Yours they were, and You gave them to Me, and they have kept Your
Word. Now they know that
everything that You have given Me is from You. For I have given them the words that You gave Me, and they
have received them and have come to know them in Truth, that I came from You,
and they believed that You sent me.”
-
John 17:6-8
With that
said, there are about a gazillion and one interpretations of the Bible. It’s the most popular book in the
history of the world after all; people have pretty strong opinions on it. And I am one of those people.
I tend to be
quite stubborn and strong-willed—I get that from both ends of my parental spectrum. :) But I was also blessed with an intense desire for knowledge
(about the Lord, not about an engineering
course entitled Graphics Communication at NC State University…not to name
names). So I love to read
theology, philosophy, blogs, articles, watch videos, and mull over (slash pick apart) sermon
transcripts—although I feel like I'm just barely scratching the surface and have MUCH to learn. I also love to talk (Jesus created me as a woman, PTL. I would be no good as a man, I think). This is both fortunate and
unfortunate. Mostly fortunate for
me as I am better able to think through ideas verbally, and often unfortunately
for people like Bradley (although his
gracious nature would never admit that; I am richly blessed) to whom I love
to ramble. Yes, ramble.
Praise Jesus
that we aren’t able to fully understand His Word. If we were, would we need Him? If we fully
understood how to “do” Christianity, say relationships—courtship, friendship, and familial
relationships—perfectly, if there was a formula, our faith in the Lord would be
useless.
So I think
in my relationships with people who share my beliefs about on what God the
Father, Son, and Spirit are focused, I grow. And I think in my relationships with people who think
differently than me, I am challenged.
Certainly not that growth doesn’t happen in disagreements nor that
challenge is absent from people who beliefs are parallel, or that growth and challenge
are not often adjacent. But God
created community and I need it. I
need all parts of it.
What I am
about to type is something at which I am so incredibly awful.
I think it
is important to be frustrated less about those with whom you disagree (and
those disagreements may be monumental and life-changing and really really BIG
and annoying even), and it is more significant to be frustrated when I do not
welcome disagreements as a chance to show another person the grace and love
that has been lavished on me through Jesus (I apologize for the run-on to which
I am adding now).
The point:
Concentrate
less on the disagreement itself and more on the heart of the disagreeer. Ask yourself what is the purpose of
your discussion? What eternally relevant
thing are you trying to accomplish?
Why did you open your mouth?
All too often I open my mouth and quickly wish I had just kept it
closed. Not that I often say
things that are untrue or ungodly or not pertinent to my beliefs about what the Word reveals, but I frequently make statements to impress someone (not at all eternally significant),
to make myself feel good
(self-glorifying), or to be right
(which is laughable because I am so UNRIGHTeous). None of these motivations are Christ-like. They are Kayla-like. And the older I get, the more I realize
how UNKayla-like I want to be and how much more I should aim to grow godly love in me.
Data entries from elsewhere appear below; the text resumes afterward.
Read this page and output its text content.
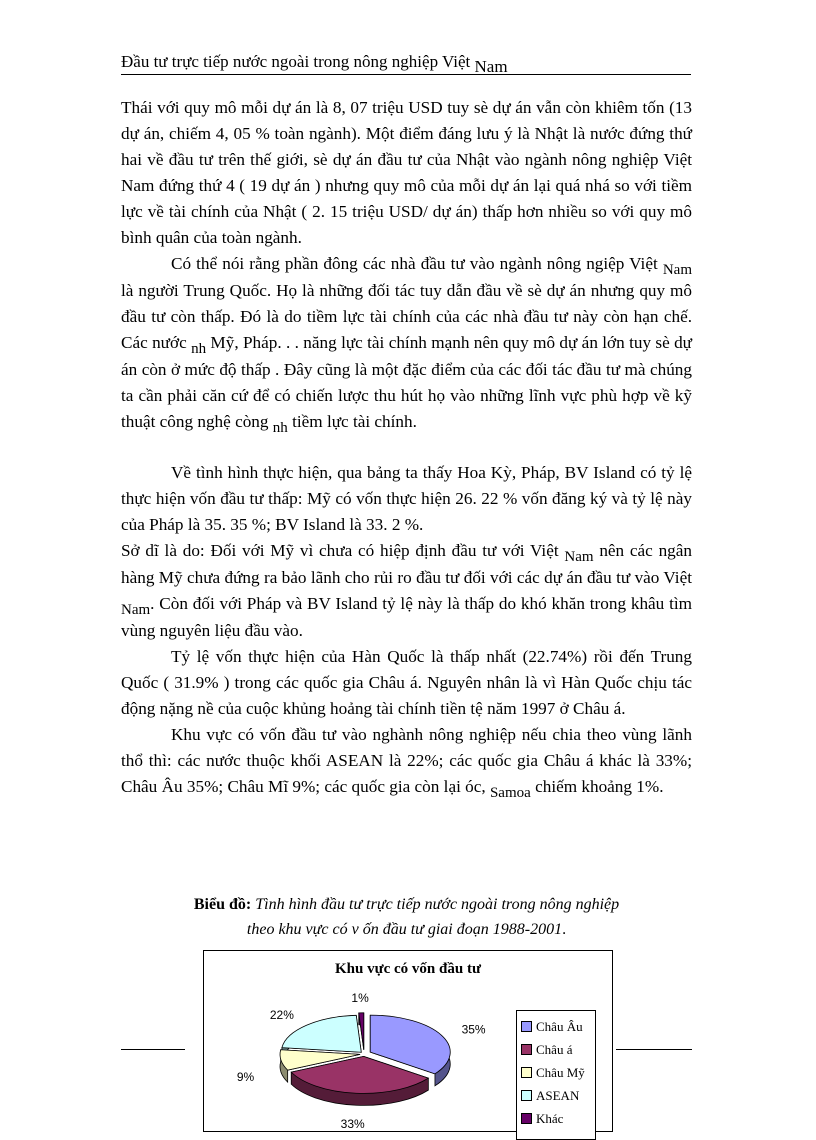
Đầu tư trực tiếp nước ngoài trong nông nghiệp Việt Nam

Thái với quy mô mỗi dự án là 8, 07 triệu USD tuy sè dự án vẫn còn khiêm tốn (13 dự án, chiếm 4, 05 % toàn ngành). Một điểm đáng lưu ý là Nhật là nước đứng thứ hai về đầu tư trên thế giới, sè dự án đầu tư của Nhật vào ngành nông nghiệp Việt Nam đứng thứ 4 ( 19 dự án ) nhưng quy mô của mỗi dự án lại quá nhá so với tiềm lực về tài chính của Nhật ( 2. 15 triệu USD/ dự án) thấp hơn nhiều so với quy mô bình quân của toàn ngành.

Có thể nói rằng phần đông các nhà đầu tư vào ngành nông ngiệp Việt Nam là người Trung Quốc. Họ là những đối tác tuy dẫn đầu về sè dự án nhưng quy mô đầu tư còn thấp. Đó là do tiềm lực tài chính của các nhà đầu tư này còn hạn chế. Các nước nh Mỹ, Pháp. . . năng lực tài chính mạnh nên quy mô dự án lớn tuy sè dự án còn ở mức độ thấp . Đây cũng là một đặc điểm của các đối tác đầu tư mà chúng ta cần phải căn cứ để có chiến lược thu hút họ vào những lĩnh vực phù hợp về kỹ thuật công nghệ còng nh tiềm lực tài chính.

Về tình hình thực hiện, qua bảng ta thấy Hoa Kỳ, Pháp, BV Island có tỷ lệ thực hiện vốn đầu tư thấp: Mỹ có vốn thực hiện 26. 22 % vốn đăng ký và tỷ lệ này của Pháp là 35. 35 %; BV Island là 33. 2 %.

Sở dĩ là do: Đối với Mỹ vì chưa có hiệp định đầu tư với Việt Nam nên các ngân hàng Mỹ chưa đứng ra bảo lãnh cho rủi ro đầu tư đối với các dự án đầu tư vào Việt Nam. Còn đối với Pháp và BV Island tỷ lệ này là thấp do khó khăn trong khâu tìm vùng nguyên liệu đầu vào.

Tỷ lệ vốn thực hiện của Hàn Quốc là thấp nhất (22.74%) rồi đến Trung Quốc ( 31.9% ) trong các quốc gia Châu á. Nguyên nhân là vì Hàn Quốc chịu tác động nặng nề của cuộc khủng hoảng tài chính tiền tệ năm 1997 ở Châu á.

Khu vực có vốn đầu tư vào nghành nông nghiệp nếu chia theo vùng lãnh thổ thì: các nước thuộc khối ASEAN là 22%; các quốc gia Châu á khác là 33%; Châu Âu 35%; Châu Mĩ 9%; các quốc gia còn lại óc, Samoa chiếm khoảng 1%.

Biểu đồ: Tình hình đầu tư trực tiếp nước ngoài trong nông nghiệp
theo khu vực có v ốn đầu tư giai đoạn 1988-2001.
Khu vực có vốn đầu tư
35%
33%
9%
22%
1%
Châu Âu
Châu á
Châu Mỹ
ASEAN
Khác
“He was oppressed, and He was afflicted, yet
He opened not His mouth; like a lamb that is led to the slaughter, and like a
sheep that before its shearers is silent, so he opened not His mouth.”
-
Isaiah 53:7
I want to be
that selfless; that sacrificial; that loving.
Praise the Lord that this world is fallen. It so contrasts with Him.
Praise the Lord that this world is fallen. It so contrasts with Him.